Kellogg e Mechnikov, ao que parece, estavam no caminho certo. Desde a década de 1990, a pesquisa sobre probióticos explodiu com a composição de bactérias no intestino, a chamada microbiota, sendo associada ao diabetes tipo 2, hipertensão, depressão, doença de Alzheimer, câncer colorretal, obesidade e doenças inflamatórias do intestino, como colite – que historiadores com especialidade em medicina acreditam ter sido a causa dos problemas intestinais de Hitler. Portanto, é concebível que o Mutaflor tivesse sido útil no caso do Führer. Como consequência, passou a depender de todos os demais medicamentos que Morell sugeriu para suas várias outras queixas, que incluíam dores de cabeça, resfriados constantes e insônia.
Morell manteve registros meticulosos de seu “Paciente A”. Esse material sobreviveu à guerra, sendo posteriormente analisado de forma sistemática.
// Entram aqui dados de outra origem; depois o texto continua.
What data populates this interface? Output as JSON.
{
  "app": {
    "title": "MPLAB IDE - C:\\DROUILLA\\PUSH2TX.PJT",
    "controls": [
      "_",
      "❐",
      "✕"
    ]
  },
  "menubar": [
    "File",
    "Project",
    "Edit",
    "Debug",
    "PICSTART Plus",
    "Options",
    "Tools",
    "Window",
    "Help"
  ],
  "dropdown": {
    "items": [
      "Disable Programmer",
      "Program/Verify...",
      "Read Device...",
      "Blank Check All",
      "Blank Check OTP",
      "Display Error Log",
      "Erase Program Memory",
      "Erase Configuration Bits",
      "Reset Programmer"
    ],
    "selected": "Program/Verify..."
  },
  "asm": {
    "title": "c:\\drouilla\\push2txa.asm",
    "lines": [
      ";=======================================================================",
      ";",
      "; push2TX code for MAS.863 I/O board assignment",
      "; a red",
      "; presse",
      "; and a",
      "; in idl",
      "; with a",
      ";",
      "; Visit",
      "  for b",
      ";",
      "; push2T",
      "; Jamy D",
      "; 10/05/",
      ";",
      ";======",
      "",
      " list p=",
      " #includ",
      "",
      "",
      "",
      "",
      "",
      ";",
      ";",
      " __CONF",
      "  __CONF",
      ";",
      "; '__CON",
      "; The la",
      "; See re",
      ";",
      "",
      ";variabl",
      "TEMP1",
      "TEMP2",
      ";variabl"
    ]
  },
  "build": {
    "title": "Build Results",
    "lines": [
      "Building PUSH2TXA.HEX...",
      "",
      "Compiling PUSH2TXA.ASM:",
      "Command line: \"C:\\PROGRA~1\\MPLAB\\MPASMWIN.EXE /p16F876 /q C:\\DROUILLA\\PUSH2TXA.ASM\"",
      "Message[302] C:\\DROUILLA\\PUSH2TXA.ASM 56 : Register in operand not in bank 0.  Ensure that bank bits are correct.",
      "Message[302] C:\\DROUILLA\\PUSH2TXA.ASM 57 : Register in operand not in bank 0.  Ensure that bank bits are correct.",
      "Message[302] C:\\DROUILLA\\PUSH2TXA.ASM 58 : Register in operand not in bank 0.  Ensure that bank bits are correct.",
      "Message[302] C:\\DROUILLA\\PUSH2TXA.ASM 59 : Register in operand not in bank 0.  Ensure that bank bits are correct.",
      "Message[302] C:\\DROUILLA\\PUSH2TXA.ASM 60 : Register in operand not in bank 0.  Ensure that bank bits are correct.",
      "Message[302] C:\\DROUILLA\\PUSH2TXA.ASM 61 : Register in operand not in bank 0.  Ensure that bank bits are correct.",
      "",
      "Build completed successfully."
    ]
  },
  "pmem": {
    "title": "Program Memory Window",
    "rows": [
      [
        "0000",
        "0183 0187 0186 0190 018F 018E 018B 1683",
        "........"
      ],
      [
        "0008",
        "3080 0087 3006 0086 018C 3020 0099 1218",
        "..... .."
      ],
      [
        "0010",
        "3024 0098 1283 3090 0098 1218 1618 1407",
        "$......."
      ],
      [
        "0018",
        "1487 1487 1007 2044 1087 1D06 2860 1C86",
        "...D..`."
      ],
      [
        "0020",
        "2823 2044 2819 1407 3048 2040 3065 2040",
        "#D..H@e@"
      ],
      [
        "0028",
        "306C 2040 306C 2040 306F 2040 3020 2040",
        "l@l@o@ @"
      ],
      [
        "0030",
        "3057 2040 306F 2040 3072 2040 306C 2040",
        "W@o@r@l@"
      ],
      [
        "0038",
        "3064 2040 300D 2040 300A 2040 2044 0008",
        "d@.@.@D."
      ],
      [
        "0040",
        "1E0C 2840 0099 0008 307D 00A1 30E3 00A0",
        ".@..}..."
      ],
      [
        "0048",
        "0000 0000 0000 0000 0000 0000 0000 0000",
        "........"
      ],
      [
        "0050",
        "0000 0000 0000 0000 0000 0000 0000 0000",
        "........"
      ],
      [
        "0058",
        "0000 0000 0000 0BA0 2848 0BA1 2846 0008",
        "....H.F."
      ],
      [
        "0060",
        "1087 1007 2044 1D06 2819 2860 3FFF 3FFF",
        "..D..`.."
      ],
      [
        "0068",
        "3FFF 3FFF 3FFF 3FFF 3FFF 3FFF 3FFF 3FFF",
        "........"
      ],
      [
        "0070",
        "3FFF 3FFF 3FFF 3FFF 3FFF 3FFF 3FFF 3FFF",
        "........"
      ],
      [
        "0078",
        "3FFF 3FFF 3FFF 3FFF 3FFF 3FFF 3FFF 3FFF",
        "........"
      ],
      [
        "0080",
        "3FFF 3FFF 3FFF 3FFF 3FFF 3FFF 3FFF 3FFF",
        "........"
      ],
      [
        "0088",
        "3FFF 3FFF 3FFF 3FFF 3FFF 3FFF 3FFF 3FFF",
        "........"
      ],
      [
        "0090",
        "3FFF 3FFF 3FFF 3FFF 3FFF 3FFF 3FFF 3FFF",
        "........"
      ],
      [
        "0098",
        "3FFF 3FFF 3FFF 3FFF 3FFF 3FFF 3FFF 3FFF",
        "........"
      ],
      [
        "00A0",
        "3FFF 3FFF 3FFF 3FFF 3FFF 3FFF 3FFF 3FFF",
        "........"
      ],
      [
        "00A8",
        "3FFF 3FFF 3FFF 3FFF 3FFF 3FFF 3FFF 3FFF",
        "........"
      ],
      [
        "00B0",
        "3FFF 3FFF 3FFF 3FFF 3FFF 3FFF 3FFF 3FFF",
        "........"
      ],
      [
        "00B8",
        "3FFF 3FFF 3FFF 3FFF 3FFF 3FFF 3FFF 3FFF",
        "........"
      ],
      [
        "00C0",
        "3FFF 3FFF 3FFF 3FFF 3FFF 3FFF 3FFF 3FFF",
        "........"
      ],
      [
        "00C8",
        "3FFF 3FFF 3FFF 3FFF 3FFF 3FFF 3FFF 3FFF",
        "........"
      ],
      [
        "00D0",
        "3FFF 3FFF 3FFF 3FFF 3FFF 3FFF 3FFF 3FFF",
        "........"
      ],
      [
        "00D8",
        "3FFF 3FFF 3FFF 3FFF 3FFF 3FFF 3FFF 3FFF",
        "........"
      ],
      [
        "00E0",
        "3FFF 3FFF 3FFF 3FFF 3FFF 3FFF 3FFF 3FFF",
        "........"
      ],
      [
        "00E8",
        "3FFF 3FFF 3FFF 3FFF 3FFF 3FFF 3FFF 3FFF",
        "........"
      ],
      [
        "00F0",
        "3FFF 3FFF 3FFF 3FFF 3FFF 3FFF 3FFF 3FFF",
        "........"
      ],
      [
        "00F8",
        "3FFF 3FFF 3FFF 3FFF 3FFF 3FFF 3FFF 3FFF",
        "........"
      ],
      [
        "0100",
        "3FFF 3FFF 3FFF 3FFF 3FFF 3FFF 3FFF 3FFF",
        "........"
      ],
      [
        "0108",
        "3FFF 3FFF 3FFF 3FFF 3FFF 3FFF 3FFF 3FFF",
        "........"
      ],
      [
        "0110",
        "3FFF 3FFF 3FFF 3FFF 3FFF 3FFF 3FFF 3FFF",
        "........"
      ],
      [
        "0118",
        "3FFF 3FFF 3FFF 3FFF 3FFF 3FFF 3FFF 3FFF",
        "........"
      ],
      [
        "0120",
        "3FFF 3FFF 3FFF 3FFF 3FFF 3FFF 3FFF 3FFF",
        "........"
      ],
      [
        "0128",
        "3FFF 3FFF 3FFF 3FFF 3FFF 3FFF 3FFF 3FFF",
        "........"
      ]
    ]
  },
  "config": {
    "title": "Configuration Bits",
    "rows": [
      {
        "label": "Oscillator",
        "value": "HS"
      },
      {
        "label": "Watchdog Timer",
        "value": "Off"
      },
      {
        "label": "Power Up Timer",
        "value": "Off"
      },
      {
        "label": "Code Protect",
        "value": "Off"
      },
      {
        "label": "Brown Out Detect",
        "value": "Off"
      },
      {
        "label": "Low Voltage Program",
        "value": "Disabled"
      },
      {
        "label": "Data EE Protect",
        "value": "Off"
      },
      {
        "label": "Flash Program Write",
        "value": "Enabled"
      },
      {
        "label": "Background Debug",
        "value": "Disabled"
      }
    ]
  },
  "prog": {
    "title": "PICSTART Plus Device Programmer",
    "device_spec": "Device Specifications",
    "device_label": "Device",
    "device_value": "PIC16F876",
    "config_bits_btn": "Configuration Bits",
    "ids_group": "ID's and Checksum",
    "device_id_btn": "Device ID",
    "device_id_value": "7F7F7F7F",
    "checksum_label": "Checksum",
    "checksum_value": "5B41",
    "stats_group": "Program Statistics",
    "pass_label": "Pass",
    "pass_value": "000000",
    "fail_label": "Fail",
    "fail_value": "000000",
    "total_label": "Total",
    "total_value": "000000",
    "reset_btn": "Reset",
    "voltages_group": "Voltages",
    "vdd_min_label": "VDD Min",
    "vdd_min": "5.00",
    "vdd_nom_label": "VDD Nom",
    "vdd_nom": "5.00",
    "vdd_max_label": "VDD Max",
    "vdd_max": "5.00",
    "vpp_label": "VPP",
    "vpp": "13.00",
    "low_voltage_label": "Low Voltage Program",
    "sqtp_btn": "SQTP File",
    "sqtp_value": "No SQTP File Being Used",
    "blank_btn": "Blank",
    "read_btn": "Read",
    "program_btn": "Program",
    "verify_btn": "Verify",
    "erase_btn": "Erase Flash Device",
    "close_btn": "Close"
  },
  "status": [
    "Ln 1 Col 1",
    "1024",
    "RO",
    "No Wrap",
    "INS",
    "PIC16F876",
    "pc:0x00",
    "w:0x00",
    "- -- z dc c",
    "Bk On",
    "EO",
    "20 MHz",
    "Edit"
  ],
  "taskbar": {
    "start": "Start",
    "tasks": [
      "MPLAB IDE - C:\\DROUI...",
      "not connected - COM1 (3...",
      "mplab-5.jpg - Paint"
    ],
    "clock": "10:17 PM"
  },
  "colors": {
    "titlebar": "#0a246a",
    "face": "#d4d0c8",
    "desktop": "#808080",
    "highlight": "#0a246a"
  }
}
Entre 1941 e 1945, Morell tratou Hitler com 29 injeções e 63 comprimidos orais, todos diferentes entre si, que incluíam codeína, cocaína, testosterona, sulfonamida, oxicodona, estricnina, beladona, extratos biliares, morfina e barbitúricos. O Vitamultin era a mistura especial de vitaminas de Morell, produzido em uma das empresas farmacêuticas altamente lucrativas que pertenciam ao médico. Após Hitler receber essas injeções, alegava que se sentia revigorado e disposto. Himmler, que desconfiava de Morell, analisou secretamente uma de suas pílulas de Vitamultin e descobriu que continha metanfetamina.